Déliquescence, mon cher Jean…

Mon cher Jean,

Je t’écris. Je suis Schaerbeekois, donc Bruxellois, et donc Belge. J’ai lu avec attention ton dernier papier à propos de notre «Belgique » près de défaillir, que tu proposes comme une question, mais dont la structure est une affirmation.

Je ne peux pas dire que je sois outré. Je partage même une bonne part de l’analyse. Néanmoins, j’aurais aimé plus de hauteur. Disons, de l’angle de vue qui est le mien, celui d’un citoyen lambda d’un pays de 11 millions d’habitants au cœur de l’Europe, j’ai tendance à penser que des pays en déliquescence, ou en voie d’autoritarisme forcé (et n’est-ce pas aussi grave ?) il y en a beaucoup autour de nous, pour certains cela fait un moment et d’autres, finalement, ils nous sont un peu « similaire », les problèmes communautaires et le surréalisme en moins.

Prenons quelques exemples. Nous les francophones de Belgique, nous sommes assez attentifs à ce qui se passe chez nos voisins, particulièrement les français. Vous parlez mieux, vous avez plus de charisme, vous êtes plus nombreux et puis surtout, vous avez gagné la coupe du monde et le championnat d’Europe de football. Je m’égare. Disons que vu d’ici, quand on lit ou voit au JT que des armes à feux sont utilisées dans les rues de Marseille, avec une forme de violence assez extrême, nous nous demandons aussi où se trouve l’Etat français et comment des bandes organisées aussi armées parviennent à déjouer les forces de l’ordre et donc l’Etat. Je dois t’avouer aussi qu’ils nous arrivent de penser au film « La Haine », 21 ans au compteur, et sans doute toujours d’actualité au vu de la manière dont les films et des reportages récents abordant cette thématique nous montrent la banlieue. 21 ans sans rien foutre apparemment. Cela donne aussi un sentiment de « failed state ». Profond même. Calais ne nous a pas particulièrement donné l’image d’un Etat en bonne forme, puisqu’on y a ajouté l’horreur quasi de la déshumanisation . Je n’ose pas te parler des deux derniers présidents à qui vous avez confié l’Etat. L’un semble perpétuellement, de près ou de loin, dans des ennuis judiciaires divers et l’autre, nous ne savons plus très bien s’il faut en rire ou en pleurer. Récemment, j’ai aussi vu au « Petit Journal » que les débats dans les parlements régionaux étaient d’un niveau digne de certains de nos conseils communaux. Puis, bon, on a la NVA, mais je ne sais pas trop si je dois penser au second tour des élections présidentielles françaises en 2017… Cela n’excuse en rien les dysfonctionnements belges, mais cela relativise…

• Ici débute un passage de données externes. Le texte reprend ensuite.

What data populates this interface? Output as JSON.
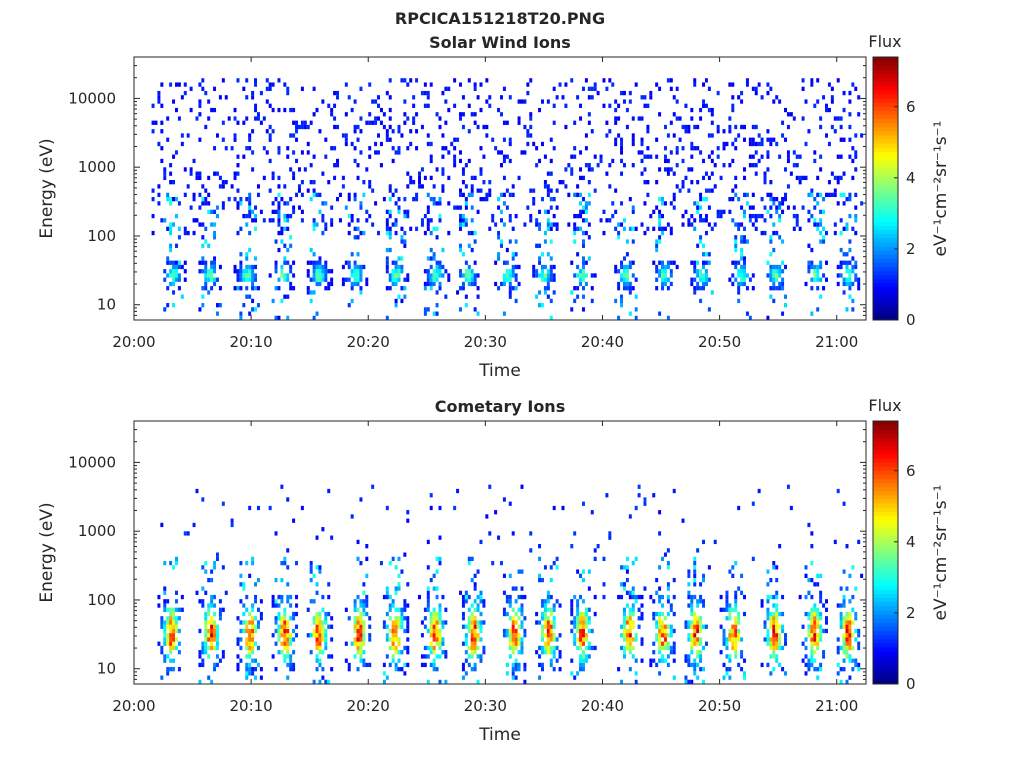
{
  "figure": {
    "title": "RPCICA151218T20.PNG"
  },
  "chart_data": [
    {
      "type": "heatmap",
      "title": "Solar Wind Ions",
      "xlabel": "Time",
      "ylabel": "Energy (eV)",
      "x_tick_labels": [
        "20:00",
        "20:10",
        "20:20",
        "20:30",
        "20:40",
        "20:50",
        "21:00"
      ],
      "x_ticks_minutes": [
        0,
        10,
        20,
        30,
        40,
        50,
        60
      ],
      "xlim_minutes": [
        0,
        62.5
      ],
      "y_tick_labels": [
        "10",
        "100",
        "1000",
        "10000"
      ],
      "y_ticks": [
        10,
        100,
        1000,
        10000
      ],
      "ylim": [
        6,
        40000
      ],
      "y_scale": "log",
      "colorbar": {
        "title": "Flux",
        "label": "eV⁻¹cm⁻²sr⁻¹s⁻¹",
        "ticks": [
          0,
          2,
          4,
          6
        ],
        "range": [
          0,
          7.4
        ],
        "colormap": "jet"
      },
      "events_minutes": [
        3.3,
        6.5,
        9.7,
        12.7,
        15.8,
        18.9,
        22.4,
        25.8,
        28.5,
        31.9,
        35.0,
        38.3,
        42.0,
        45.3,
        48.5,
        51.9,
        54.8,
        58.2,
        61.0
      ],
      "band_energy_eV": [
        18,
        40
      ],
      "band_peak_flux": 3.4,
      "background_flux": 0.8,
      "high_energy_range_eV": [
        100,
        20000
      ]
    },
    {
      "type": "heatmap",
      "title": "Cometary Ions",
      "xlabel": "Time",
      "ylabel": "Energy (eV)",
      "x_tick_labels": [
        "20:00",
        "20:10",
        "20:20",
        "20:30",
        "20:40",
        "20:50",
        "21:00"
      ],
      "x_ticks_minutes": [
        0,
        10,
        20,
        30,
        40,
        50,
        60
      ],
      "xlim_minutes": [
        0,
        62.5
      ],
      "y_tick_labels": [
        "10",
        "100",
        "1000",
        "10000"
      ],
      "y_ticks": [
        10,
        100,
        1000,
        10000
      ],
      "ylim": [
        6,
        40000
      ],
      "y_scale": "log",
      "colorbar": {
        "title": "Flux",
        "label": "eV⁻¹cm⁻²sr⁻¹s⁻¹",
        "ticks": [
          0,
          2,
          4,
          6
        ],
        "range": [
          0,
          7.4
        ],
        "colormap": "jet"
      },
      "events_minutes": [
        3.2,
        6.6,
        9.9,
        12.9,
        15.8,
        19.2,
        22.3,
        25.7,
        29.0,
        32.5,
        35.4,
        38.3,
        42.3,
        45.2,
        48.0,
        51.2,
        54.7,
        58.1,
        61.0
      ],
      "band_energy_eV": [
        12,
        90
      ],
      "band_peak_flux": 6.2,
      "background_flux": 0.9,
      "high_energy_range_eV": [
        100,
        5000
      ]
    }
  ]
}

J’aurais aussi pu prendre l’Italie, qui a toujours senti bon l’Etat qui fonctionne, avec les zones détenues par les diverses mafias et les quelques procès de malversations financières ou encore la présence d’un parti d’extrême droite avec un premier ministre Italien qui était prêt à museler l’information. Je n’ose pas trop m’aventurer sur les questions des « Luxleak » ou « Panama Papers » qui ont touché Junckers et Cameron. Tiens, j’ai aussi entendu dire qu’il y avait de plus en plus de courants extrémistes qui se trouvaient au pouvoir dans quelques pays de l’ancien bloc de l’Est, où des questions comme l’identité sexuelle des individus, la place de la femme, des étrangers, l’avortement pouvaient vous permettre de passer sous les coups forcés de quelques gros bras. Je ne te parle pas de la liberté d’écrire des papiers qui pourraient critiquer le gouvernement en place.

Tu vois, j’aurais aimé simplement que l’analyse que tu portes sur les dysfonctionnements de l’Etat, la sidération du peuple et la question de « défaillir », que ce ne soit pas un énième papier sur la Belgique qui « merde », parce qu’en fait on est au courant et à mon avis le monde entier l’est… mais en somme une prise de conscience que le constat est bien plus alarmant encore que celui de la Belgique, qui n’est qu’un exemple, assez intéressant j’en conviens. C’est quasi l’ensemble de la classe politique de l’ensemble des pays de l’Union Européenne qui nous sidère, nous ébranle, nous laisse sans voix. Pensons encore récemment aux humoristes et journalistes qui ont osé défier un allié temporaire d’une solution migratoire catastrophique. Le « failed state », c’est celui d’un projet, celui de l’Union Européenne, c’est celui de la gouvernance inter Etats, de la représentation politique et des liens entre la société civile et les élites, de la coordination des Etats dans l’information, de la justice sociale au sein de l’UE, de la liberté d’expression, de la démocratie dans un espace fondé sur l’objectif de bien-être des citoyens.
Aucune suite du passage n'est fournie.